While the upcoming Chevrolet Volt may be the consumer focus of General Motors’ green efforts, there’s another side to the story that many may not be aware of. GM has ambitions goals for transforming automotive manufacturing into sustainable, environmentally friendly operations. In 2008, The General announced its goal to eliminate landfills from half of its major manufacturing plants worldwide by the end of 2010.
Although this may sound like a PR stunt where GM simply outsources the landfills or moves them offsite, our favorite automaker is actually reusing all materials that would normally be destined for landfills. GM recently applied to certify three facilities in China as landfill-free. With powertrain, stamping, and assembly plants in Qingdao, GM is 92 percent complete with its set-out goal.
General Motors’ North American operations have a total of 27 landfill-free plants. 24 facilities carry the certification in Asia-Pacific and Latin America. In Europe, GM operates 14 plant of the same environmentally-friendly caliber.
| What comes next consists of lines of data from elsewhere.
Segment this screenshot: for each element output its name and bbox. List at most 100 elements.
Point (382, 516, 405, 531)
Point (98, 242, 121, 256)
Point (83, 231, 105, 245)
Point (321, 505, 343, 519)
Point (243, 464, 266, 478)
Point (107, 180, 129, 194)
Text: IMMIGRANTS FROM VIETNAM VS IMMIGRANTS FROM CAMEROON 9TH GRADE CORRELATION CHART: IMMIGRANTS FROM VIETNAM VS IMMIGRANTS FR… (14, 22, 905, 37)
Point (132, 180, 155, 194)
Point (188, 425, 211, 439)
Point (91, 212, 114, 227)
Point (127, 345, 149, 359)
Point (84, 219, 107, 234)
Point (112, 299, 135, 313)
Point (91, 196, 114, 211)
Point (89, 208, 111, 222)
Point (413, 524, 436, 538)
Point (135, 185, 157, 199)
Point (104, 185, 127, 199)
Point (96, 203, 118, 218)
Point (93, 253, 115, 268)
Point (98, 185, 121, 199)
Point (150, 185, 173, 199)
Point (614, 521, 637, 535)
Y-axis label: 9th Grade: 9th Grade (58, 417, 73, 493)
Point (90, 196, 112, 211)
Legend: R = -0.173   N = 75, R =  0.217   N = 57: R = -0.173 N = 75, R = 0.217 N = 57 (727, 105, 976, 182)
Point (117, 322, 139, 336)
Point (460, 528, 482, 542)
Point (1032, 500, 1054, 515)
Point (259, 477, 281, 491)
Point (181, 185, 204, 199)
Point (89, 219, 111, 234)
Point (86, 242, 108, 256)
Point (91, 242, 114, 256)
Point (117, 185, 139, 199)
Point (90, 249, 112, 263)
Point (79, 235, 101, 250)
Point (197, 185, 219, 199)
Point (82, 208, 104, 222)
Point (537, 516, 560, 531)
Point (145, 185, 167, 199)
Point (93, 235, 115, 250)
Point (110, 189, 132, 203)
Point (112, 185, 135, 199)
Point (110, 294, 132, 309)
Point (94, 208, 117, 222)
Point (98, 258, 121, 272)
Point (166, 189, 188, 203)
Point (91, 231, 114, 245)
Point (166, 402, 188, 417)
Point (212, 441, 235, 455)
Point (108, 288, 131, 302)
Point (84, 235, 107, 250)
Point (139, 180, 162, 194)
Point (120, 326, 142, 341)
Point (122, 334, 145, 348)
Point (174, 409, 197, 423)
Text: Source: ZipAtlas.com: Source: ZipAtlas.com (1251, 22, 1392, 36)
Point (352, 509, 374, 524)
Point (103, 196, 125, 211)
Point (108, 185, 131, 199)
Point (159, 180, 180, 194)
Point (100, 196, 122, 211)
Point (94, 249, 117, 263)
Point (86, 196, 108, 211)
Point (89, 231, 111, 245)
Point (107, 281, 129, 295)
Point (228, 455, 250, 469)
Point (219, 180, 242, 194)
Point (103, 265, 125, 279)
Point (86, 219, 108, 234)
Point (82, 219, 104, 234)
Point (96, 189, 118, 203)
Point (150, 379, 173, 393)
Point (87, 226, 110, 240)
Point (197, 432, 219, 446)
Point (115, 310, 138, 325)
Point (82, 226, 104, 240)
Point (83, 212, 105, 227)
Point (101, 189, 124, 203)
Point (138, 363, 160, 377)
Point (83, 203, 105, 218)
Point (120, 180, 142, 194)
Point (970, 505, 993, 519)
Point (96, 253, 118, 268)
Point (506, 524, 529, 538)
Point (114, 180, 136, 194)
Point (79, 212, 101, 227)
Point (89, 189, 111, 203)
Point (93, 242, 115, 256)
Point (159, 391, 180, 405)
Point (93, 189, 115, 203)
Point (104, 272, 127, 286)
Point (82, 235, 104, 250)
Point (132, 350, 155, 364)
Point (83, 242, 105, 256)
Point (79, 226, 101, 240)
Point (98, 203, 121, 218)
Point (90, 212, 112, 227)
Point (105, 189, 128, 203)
On average, these plants reuse 97 percent of generated waste and convert the other 3 percent into energy at waste-to energy-facilities. These energy sources work to replace fossil fuels.
While certain automotive manufacturers seem to carry a green image no matter what they produce, this is a good example of green technology that consumers may never see or hear of. Nevertheless, it’s important to recognize automakers’ efforts in environmentally responsible operations for the simple reason that manufacturing procedures may be more detrimental to the environment than the life of the vehicle itself.